La renommée du dieu-héros Ninurta, ainsi que de sa ville, est attestée dans la Bible où Ninurta est connu sous le nom de Nimrod, qui est décrit comme "un puissant chasseur" et Kalhu est donné comme Calah, "une grande ville" (Genèse 10:8-12). Le nom de Nimrod, modifié en Nimroud, s'est attaché à la ville de Kalhu aux XIXe et XXe siècles, lorsque les archéologues l'ont prise pour la ville de Nimroud de la Bible.
Certains érudits ont suggéré que le personnage biblique de Nimrod était Tukulti-Ninurta Ier, mais cette affirmation n'est pas défendable.

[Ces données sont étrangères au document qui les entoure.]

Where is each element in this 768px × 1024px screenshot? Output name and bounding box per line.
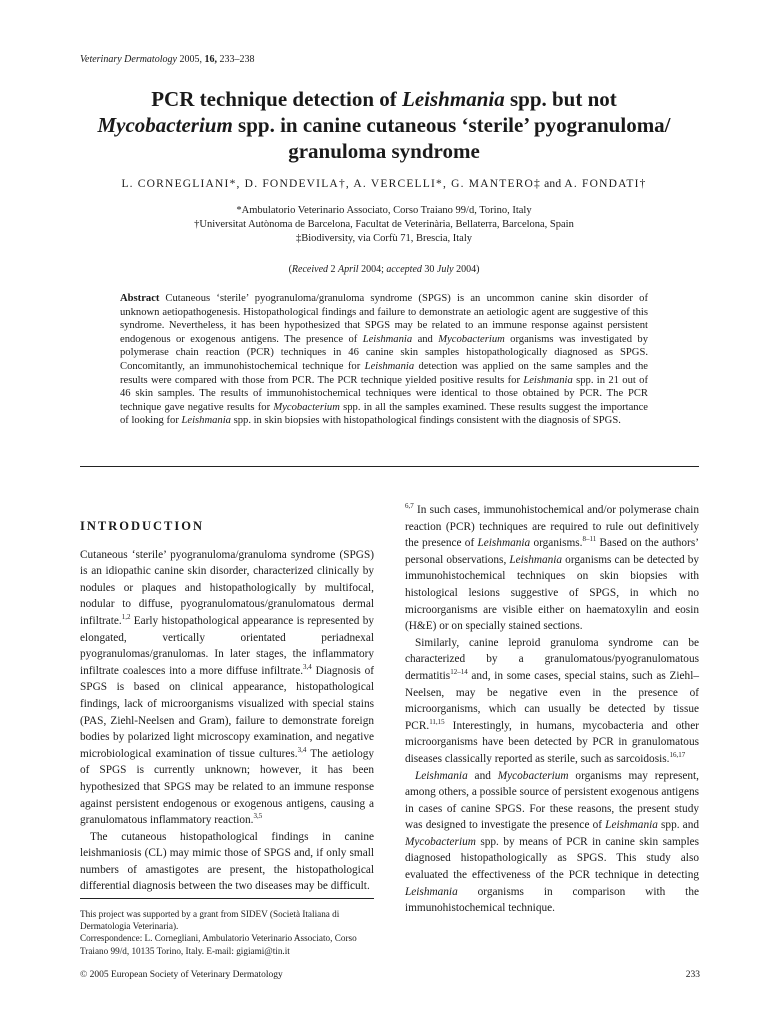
paragraph: Leishmania and Mycobacterium organisms may represent, among others, a possible source of persistent exogenous antigens in cases of canine SPGS. For these reasons, the present study was designed to investigate the presence of Leishmania spp. and Mycobacterium spp. by means of PCR in canine skin samples diagnosed histopathologically as SPGS. This study also evaluated the effectiveness of the PCR technique in detecting Leishmania organisms in comparison with the immunohistochemical technique.	[405, 769, 699, 915]
footnote-correspondence: Correspondence: L. Cornegliani, Ambulatorio Veterinario Associato, Corso Traiano 99/d, 10135 Torino, Italy. E-mail: gigiami@tin.it	[80, 933, 357, 956]
affiliation: ‡Biodiversity, via Corfù 71, Brescia, Italy	[295, 233, 473, 244]
affiliation: †Universitat Autònoma de Barcelona, Facultat de Veterinària, Bellaterra, Barcelona, Spain	[194, 219, 574, 230]
paper-title: PCR technique detection of Leishmania spp. but not Mycobacterium spp. in canine cutaneous ‘sterile’ pyogranuloma/ granuloma syndrome	[97, 87, 671, 163]
footnote-divider	[80, 898, 374, 899]
affiliation: *Ambulatorio Veterinario Associato, Corso Traiano 99/d, Torino, Italy	[236, 205, 532, 216]
journal-year: 2005,	[179, 54, 202, 65]
footnote	[80, 908, 374, 957]
abstract: Abstract Cutaneous ‘sterile’ pyogranuloma/granuloma syndrome (SPGS) is an uncommon canine skin disorder of unknown aetiopathogenesis. Histopathological findings and failure to demonstrate an aetiologic agent are suggestive of this syndrome. Nevertheless, it has been hypothesized that SPGS may be related to an immune response against persistent endogenous or exogenous antigens. The presence of Leishmania and Mycobacterium organisms was investigated by polymerase chain reaction (PCR) techniques in 46 canine skin samples histopathologically diagnosed as SPGS. Concomitantly, an immunohistochemical technique for Leishmania detection was applied on the same samples and the results were compared with those from PCR. The PCR technique yielded positive results for Leishmania spp. in 21 out of 46 skin samples. The results of immunohistochemical techniques were identical to those obtained by PCR. The PCR technique gave negative results for Mycobacterium spp. in all the samples examined. These results suggest the importance of looking for Leishmania spp. in skin biopsies with histopathological findings consistent with the diagnosis of SPGS.	[120, 293, 649, 427]
journal-volume: 16,	[204, 54, 217, 65]
abstract-divider	[80, 466, 699, 467]
page-number: 233	[685, 970, 700, 980]
paragraph: $^{6,7}$ In such cases, immunohistochemical and/or polymerase chain reaction (PCR) techniques are required to rule out definitively the presence of Leishmania organisms.$^{8-11}$ Based on the authors’ personal observations, Leishmania organisms can be detected by immunohistochemical techniques on skin biopsies with histological lesions suggestive of SPGS, in which no microorganisms are visible either on haematoxylin and eosin (H&E) or on specially stained sections.	[405, 502, 699, 633]
paragraph: Similarly, canine leproid granuloma syndrome can be characterized by a granulomatous/pyogranulomatous dermatitis$^{12-14}$ and, in some cases, special stains, such as Ziehl–Neelsen, may be negative even in the presence of microorganisms, which can usually be detected by tissue PCR.$^{11,15}$ Interestingly, in humans, mycobacteria and other microorganisms have been detected by PCR in granulomatous diseases classically reported as sterile, such as sarcoidosis.$^{16,17}$	[405, 636, 699, 765]
received-dates: (Received 2 April 2004; accepted 30 July 2004)	[288, 264, 480, 275]
column-right	[405, 502, 699, 917]
column-left	[80, 518, 374, 895]
journal-pages: 233–238	[219, 54, 255, 65]
paragraph: Cutaneous ‘sterile’ pyogranuloma/granuloma syndrome (SPGS) is an idiopathic canine skin disorder, characterized clinically by nodules or plaques and histopathologically by multifocal, nodular to diffuse, pyogranulomatous/granulomatous dermal infiltrate.$^{1,2}$ Early histopathological appearance is represented by elongated, vertically orientated periadnexal pyogranulomas/granulomas. In later stages, the inflammatory infiltrate coalesces into a more diffuse infiltrate.$^{3,4}$ Diagnosis of SPGS is based on clinical appearance, histopathological findings, lack of microorganisms visualized with special stains (PAS, Ziehl-Neelsen and Gram), failure to demonstrate foreign bodies by polarized light microscopy examination, and negative microbiological examination of tissue cultures.$^{3,4}$ The aetiology of SPGS is currently unknown; however, it has been hypothesized that SPGS may be related to an immune response against persistent endogenous or exogenous antigens, causing a granulomatous inflammatory reaction.$^{3,5}$	[80, 548, 375, 827]
journal-citation	[80, 54, 254, 65]
journal-name: Veterinary Dermatology	[80, 54, 177, 65]
paragraph: The cutaneous histopathological findings in canine leishmaniosis (CL) may mimic those of SPGS and, if only small numbers of amastigotes are present, the histopathological differential diagnosis between the two diseases may be difficult.	[80, 830, 374, 893]
section-heading-introduction: INTRODUCTION	[80, 519, 205, 533]
abstract-label: Abstract	[120, 293, 160, 304]
affiliations	[80, 204, 688, 246]
copyright-notice: © 2005 European Society of Veterinary Dermatology	[80, 970, 283, 980]
author-list: L. CORNEGLIANI*, D. FONDEVILA†, A. VERCELLI*, G. MANTERO‡ and A. FONDATI†	[121, 178, 647, 190]
footnote-support: This project was supported by a grant from SIDEV (Società Italiana di Dermatologia Veterinaria).	[80, 909, 340, 932]
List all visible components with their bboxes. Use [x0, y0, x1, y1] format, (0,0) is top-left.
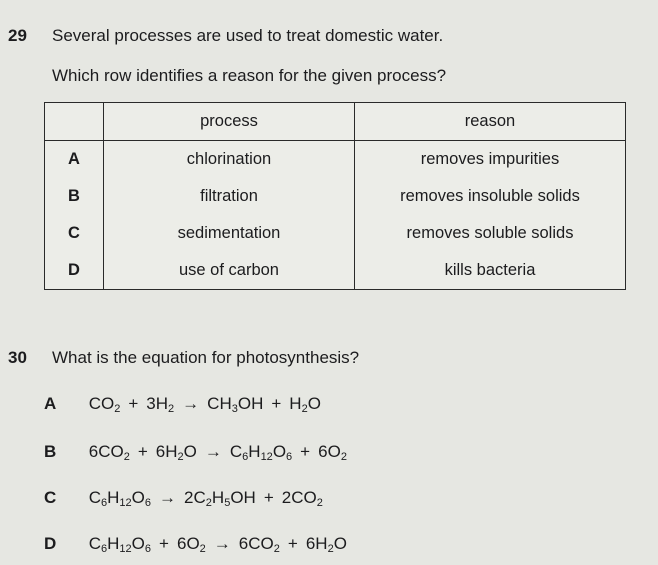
option-letter: B [44, 442, 57, 461]
process-cell: chlorination [104, 141, 355, 179]
process-cell: filtration [104, 178, 355, 215]
table-header-empty [45, 103, 104, 141]
process-cell: sedimentation [104, 215, 355, 252]
option-letter: D [44, 534, 57, 553]
option-b [44, 442, 347, 466]
question-number-30: 30 [8, 348, 27, 367]
option-d [44, 534, 347, 558]
row-label: C [45, 215, 104, 252]
option-letter: A [44, 394, 57, 413]
table-header-row [45, 103, 626, 141]
row-label: A [45, 141, 104, 179]
reason-cell: kills bacteria [355, 252, 626, 290]
reason-cell: removes insoluble solids [355, 178, 626, 215]
option-equation: $6CO_2 + 6H_2O \to C_6H_{12}O_6 + 6O_2$ [88, 442, 347, 463]
option-equation: $C_6H_{12}O_6 + 6O_2 \to 6CO_2 + 6H_2O$ [88, 534, 347, 555]
table-row [45, 141, 626, 179]
process-cell: use of carbon [104, 252, 355, 290]
option-a [44, 394, 321, 418]
question-30-prompt: What is the equation for photosynthesis? [52, 348, 360, 367]
table-header-process: process [104, 103, 355, 141]
question-number-29: 29 [8, 26, 27, 45]
reason-cell: removes impurities [355, 141, 626, 179]
process-reason-table [44, 102, 626, 290]
option-letter: C [44, 488, 57, 507]
row-label: B [45, 178, 104, 215]
reason-cell: removes soluble solids [355, 215, 626, 252]
table-header-reason: reason [355, 103, 626, 141]
option-equation: $CO_2 + 3H_2 \to CH_3OH + H_2O$ [88, 394, 321, 415]
question-29-prompt: Which row identifies a reason for the given process? [52, 66, 447, 85]
option-c [44, 488, 323, 512]
row-label: D [45, 252, 104, 290]
option-equation: $C_6H_{12}O_6 \to 2C_2H_5OH + 2CO_2$ [88, 488, 323, 509]
table-row [45, 178, 626, 215]
question-29-stem: Several processes are used to treat domestic water. [52, 26, 444, 45]
table-row [45, 215, 626, 252]
table-row [45, 252, 626, 290]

Tukulti-Ninurta Ier n'avait rien à voir avec Kalhu, alors qu'Assurnasirpal II avait plus ou moins dédié la ville entière à Ninurta, et c'est cette association qui fut retenue par les scribes hébreux qui écrivirent le récit de la Genèse.

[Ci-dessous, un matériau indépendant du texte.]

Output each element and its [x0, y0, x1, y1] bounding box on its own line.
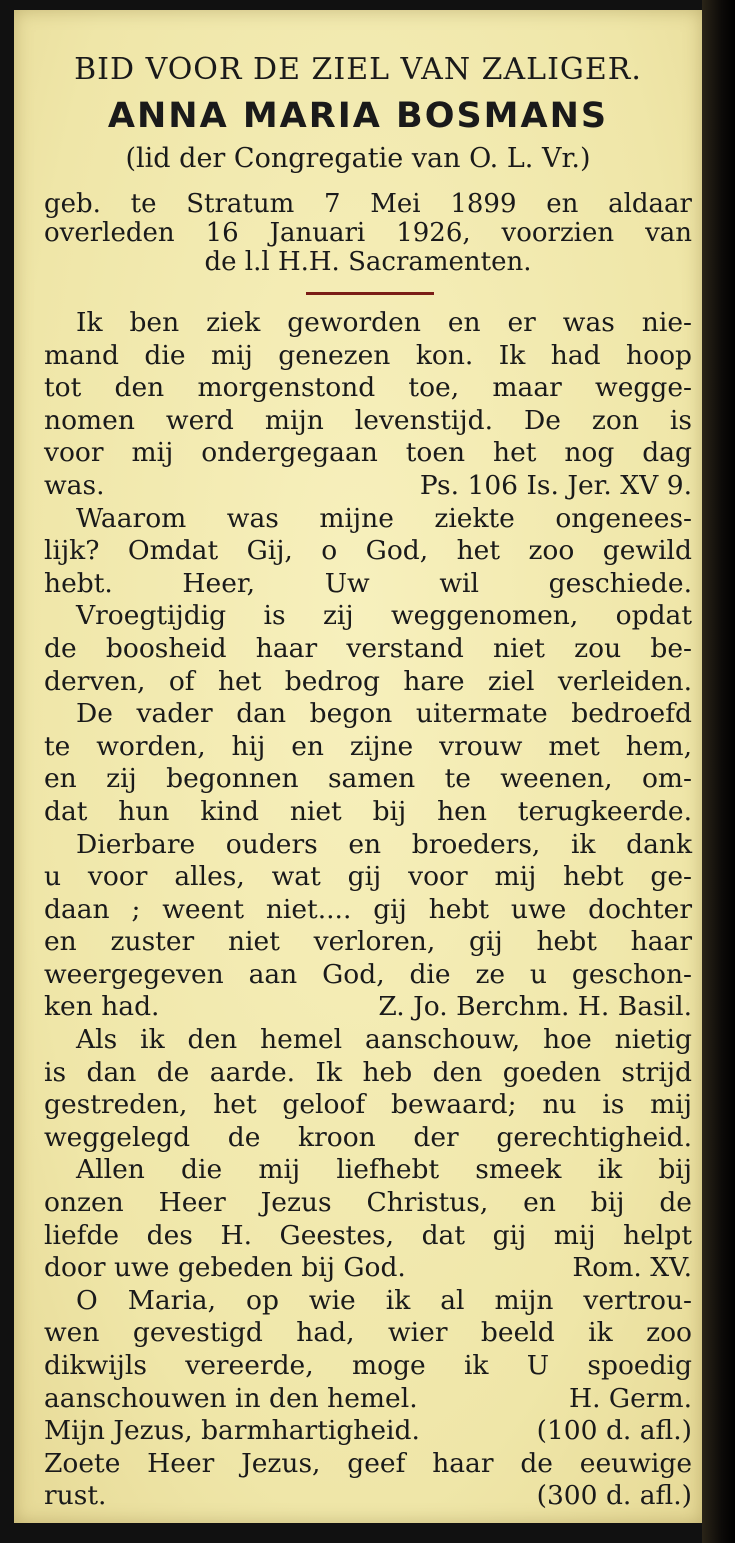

Le roi néo-assyrien Sargon II (r. de 722 à 705 av. J.-C.) construisit sa ville de Dur-Sharrukin ("Forteresse de Sargon") entre 717 et 706 av. J.-C. et y déplaça la capitale, mais Kalhu continua d'être très respectée; les reines de l'empire étaient enterrées à Kalhu et les rois sur le site traditionnel de la ville d'Assur. Au cours de cette période, Ninurta perdit de son prestige car Sargon II favorisait le dieu de l'écriture, Nabû, qui était également considéré comme un fils du grand dieu Assur. Les successeurs de Sargon II, cependant, élevèrent de nouveau Ninurta, et il est fréquemment mentionné sous les règnes d'Essarhaddon (681-669 av. J.-C.) et d'Assurbanipal (668-627 avant notre ère).
Assurbanipal fut le dernier grand roi de l'empire néo-assyrien et, après sa mort, les villes furent mises à sac et pillées en 612 avant notre ère par une coalition de Mèdes, de Babyloniens, de Perses, de Scythes et d'autres qui, voyant leur chance de se libérer de la domination assyrienne, la saisirent. Les grandes villes de Ninive, Kalhu, Assur et les autres furent détruites et les statues et temples des dieux assyriens jetés à terre. Ninurta subit le même sort que les autres dieux qui étaient devenus étroitement associés à la domination assyrienne, mais le dieu-héros survécut grâce à son influence sur les récits et les mythes d'autres cultures telles que celles de la Grèce et de Rome.